The Phoenix Spirit

There's a right way and a wrong way to deal with setbacks. 

The wrong way is the easy way, however tempting. 

Lie down, blubber a lot, wrap yourself in a curtain, accept defeat and hide away from the world. 

The right way is tougher, and requires what I think of as the Phoenix Spirit. 

I know what you're thinking here, and ok, it's true, you're as sharp as ever, dear reader. That's not actually a phoenix. 

But it is an appropriate picture, for reasons I will explain at the end of this musing. 

I've seen a few examples of the Phoenix Spirit in the last couple of weeks. And it's been admirable and uplifting.

Businesses practicing their pitching for investment, it all going wrong...

And the poor entrepreneurs getting a real mauling from their tutors. 

Writers sending off their precious manuscripts, and getting rapid rejections with no more than a perfunctory standard letter.

Which is one hell of a thump in the heart, as any fellow scribbler will tell you. 

Students applying for jobs, and not even getting an interview...

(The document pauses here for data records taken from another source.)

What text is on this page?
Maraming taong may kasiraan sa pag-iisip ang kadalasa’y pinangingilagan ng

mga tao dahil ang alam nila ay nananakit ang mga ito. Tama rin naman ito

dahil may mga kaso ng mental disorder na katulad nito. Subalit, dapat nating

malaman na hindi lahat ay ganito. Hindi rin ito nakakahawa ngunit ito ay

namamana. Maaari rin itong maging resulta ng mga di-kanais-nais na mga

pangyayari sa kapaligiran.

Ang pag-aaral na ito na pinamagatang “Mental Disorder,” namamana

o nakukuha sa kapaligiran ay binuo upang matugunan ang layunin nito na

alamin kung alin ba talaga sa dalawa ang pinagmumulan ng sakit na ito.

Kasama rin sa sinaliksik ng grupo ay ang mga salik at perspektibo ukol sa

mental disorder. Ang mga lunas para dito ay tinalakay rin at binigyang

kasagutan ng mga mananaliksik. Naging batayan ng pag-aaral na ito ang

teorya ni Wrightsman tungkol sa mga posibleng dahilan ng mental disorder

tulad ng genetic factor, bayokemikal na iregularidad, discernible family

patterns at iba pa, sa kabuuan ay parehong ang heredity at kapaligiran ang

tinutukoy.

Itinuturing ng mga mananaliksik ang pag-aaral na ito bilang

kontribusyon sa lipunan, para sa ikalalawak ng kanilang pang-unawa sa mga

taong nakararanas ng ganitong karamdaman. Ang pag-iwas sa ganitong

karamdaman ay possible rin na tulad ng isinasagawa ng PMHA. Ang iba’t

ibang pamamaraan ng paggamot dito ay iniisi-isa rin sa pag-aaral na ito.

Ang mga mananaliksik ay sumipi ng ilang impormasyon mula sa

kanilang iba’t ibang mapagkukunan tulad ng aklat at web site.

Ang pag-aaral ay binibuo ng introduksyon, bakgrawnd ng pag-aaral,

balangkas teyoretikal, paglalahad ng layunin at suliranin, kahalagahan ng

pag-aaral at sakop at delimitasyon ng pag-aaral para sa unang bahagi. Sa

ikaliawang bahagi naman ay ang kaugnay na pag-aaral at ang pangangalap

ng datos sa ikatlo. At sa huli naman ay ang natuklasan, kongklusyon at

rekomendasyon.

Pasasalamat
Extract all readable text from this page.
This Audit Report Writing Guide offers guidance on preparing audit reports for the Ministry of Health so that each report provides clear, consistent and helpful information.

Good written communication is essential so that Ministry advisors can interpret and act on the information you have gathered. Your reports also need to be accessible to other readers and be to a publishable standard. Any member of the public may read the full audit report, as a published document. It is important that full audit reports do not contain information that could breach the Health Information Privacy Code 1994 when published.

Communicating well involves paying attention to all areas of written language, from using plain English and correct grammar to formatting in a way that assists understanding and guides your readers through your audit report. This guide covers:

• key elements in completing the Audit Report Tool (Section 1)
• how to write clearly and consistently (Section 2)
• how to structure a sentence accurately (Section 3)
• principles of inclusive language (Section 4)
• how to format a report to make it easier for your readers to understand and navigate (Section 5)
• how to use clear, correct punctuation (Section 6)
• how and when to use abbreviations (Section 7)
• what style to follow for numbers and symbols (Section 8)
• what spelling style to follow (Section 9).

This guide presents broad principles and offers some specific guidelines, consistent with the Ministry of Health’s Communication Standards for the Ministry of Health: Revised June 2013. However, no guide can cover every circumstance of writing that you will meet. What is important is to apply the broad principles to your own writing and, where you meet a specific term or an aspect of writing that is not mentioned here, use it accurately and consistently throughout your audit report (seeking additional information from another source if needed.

Despite them having worked so hard on the forms, and being darned fine candidates. 

Yes, it's a hard hit in all those cases. And the people involved suffer. Sometimes a great deal.

But! And this is such a big BUT it requires CAPITALS. 

After a little time reflecting, working on what went wrong, and honing their approaches...

Right back they come. Better than before. Refusing to be beaten.

And they get their reward.

Because of the Phoenix Spirit. Rising from the ashes of failure. 

Which brings me back to the swan of earlier, happily nursing her eggs in the sunshine. 

I run past that spot a couple of times a week. 

Earlier in the year, at the start of spring, she'd built a nest close to that location. And it was a smile to see. 

But something happened. Maybe a predator, maybe it just got washed away. 

Did she give up?

No. No way. Nothing like it. 

Back she was a couple of weeks later with a new nest. 

Well, guess what? 

The cygnets have just hatched.

And I can't help thinking of them as lovely little phoenix chicks.